Now this may sound overly dramatic, but I can see how knowing that “atmosphere” would be helpful. If I know that ending as I’m writing the beginning, I can make sure all elements support that ending from the start.
Supporting the Message
Writing a novel is a lot like making an argument. Knowing the conclusion of the argument or the essence of the message you want to convey means that everything that comes before can contribute in some way to that final message.
Say for instance that I’m writing a book that involves a love affair and instead of the two lovers getting together in the end, the guy decides to go home to his wife, so his lover shoots him.
Character: I can give hints of her jealous nature, or her tendency to do rash things. I can set up the evidence that she is capable of taking a life. And as for him, maybe I need to heighten his inability to make decisions or insert scenes where we see him back out of commitments.
Setting and story world: It would be helpful if guns were normal part of her life so that grabbing a gun in that final scene isn’t contrived. And we would know she knows how to use it. Perhaps she works as a park ranger or her father and brothers are all hunters. Maybe she’s a biathlete.
Theme: The theme may now be betrayal or jealousy rather than self-acceptance or trust.
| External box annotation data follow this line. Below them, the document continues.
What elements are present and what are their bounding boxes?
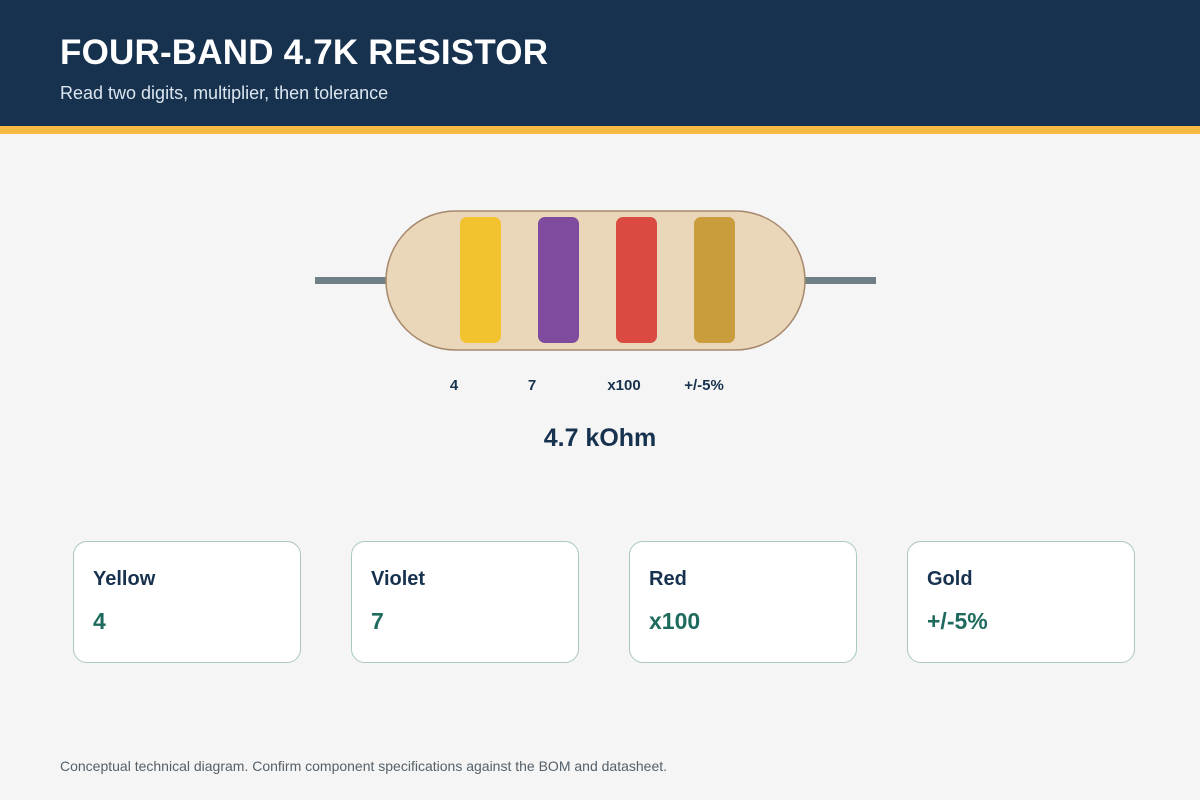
- band-card-value: 4: [93, 608, 106, 634]
- band-card-value: x100: [649, 608, 701, 634]
- page-title: FOUR-BAND 4.7K RESISTOR: [60, 33, 549, 72]
- resistor-lead-right: [804, 277, 876, 284]
- band-card-color-name: Violet: [371, 568, 426, 590]
- band-card-value: 7: [371, 608, 384, 634]
- band-yellow: [460, 217, 501, 343]
- band-violet: [538, 217, 579, 343]
- header-banner: [0, 0, 1200, 126]
- band-label-multiplier: x100: [607, 377, 640, 394]
- header-accent-stripe: [0, 126, 1200, 134]
- band-card-color-name: Yellow: [93, 568, 156, 590]
- band-card-violet: Violet 7: [351, 541, 579, 663]
- band-card-value: +/-5%: [927, 608, 988, 634]
- band-label-digit1: 4: [450, 377, 459, 394]
- band-card-red: Red x100: [629, 541, 857, 663]
- band-red: [616, 217, 657, 343]
- band-gold: [694, 217, 735, 343]
- band-label-tolerance: +/-5%: [684, 377, 724, 394]
- band-card-yellow: Yellow 4: [73, 541, 301, 663]
- band-card-gold: Gold +/-5%: [907, 541, 1135, 663]
- resistor-lead-left: [315, 277, 387, 284]
- resistance-value: 4.7 kOhm: [543, 424, 657, 452]
- band-card-color-name: Gold: [927, 568, 973, 590]
- resistor-body: [385, 210, 806, 351]
- page-subtitle: Read two digits, multiplier, then tolera…: [60, 83, 389, 103]
- band-card-color-name: Red: [649, 568, 687, 590]
- band-label-digit2: 7: [528, 377, 536, 394]
- footnote: Conceptual technical diagram. Confirm co…: [60, 758, 668, 774]
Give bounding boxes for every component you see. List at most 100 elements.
I can build this into subplots or other characters either to echo the theme or contrast it.
And notice we are talking here about knowing the ending only. Not outlining the whole novel. Knowing where you’re headed simply allows you to write a tighter and more focussed story.
The idea can be applied to smaller segments of your novel too. Events in a believable plot all hinge on cause and effect; on action and reaction. Equally, you can think of it in reverse: he did this because she did that, or they are in this situation because this happened yesterday.
Coming at it in reverse can be useful when you get to a point in the story and don’t know how to link to a scene that you know comes up in the future.
For example, if I knew that Clara needed to arrive back at her childhood home just as it was burning to the ground, but right now in the story she is happily away at school with no intention of going home, I can visualize the fire scene and work backwards:
How do you work backwards? Ask questions: What would have happened immediately before this house burning scene to cause it? And what would have happened before that scene to cause that? And so on like dominos to the point in the story where Clara is at school.
Why is the house burning down? Who started it? How are they connected to Clara? Is there a reason they might be so angry or so depressed that they would want to force her to go home?
If the fire is not deliberate, what other things might make Clara come home in the middle of term? Is Clara or someone else ill? How did Clara arrive there………
Now with the scenes slotted in to the next point, I can write forwards again, logically and with purpose. Instead of writing forward with a blindfold, I’m just filling in the blanks.
Kurt Vonnegut said, “A step backward, after making a wrong turn, is a step in the right direction.”
It seems that a step backward in writing, when you don’t know where you’re going, is also a step in the right direction.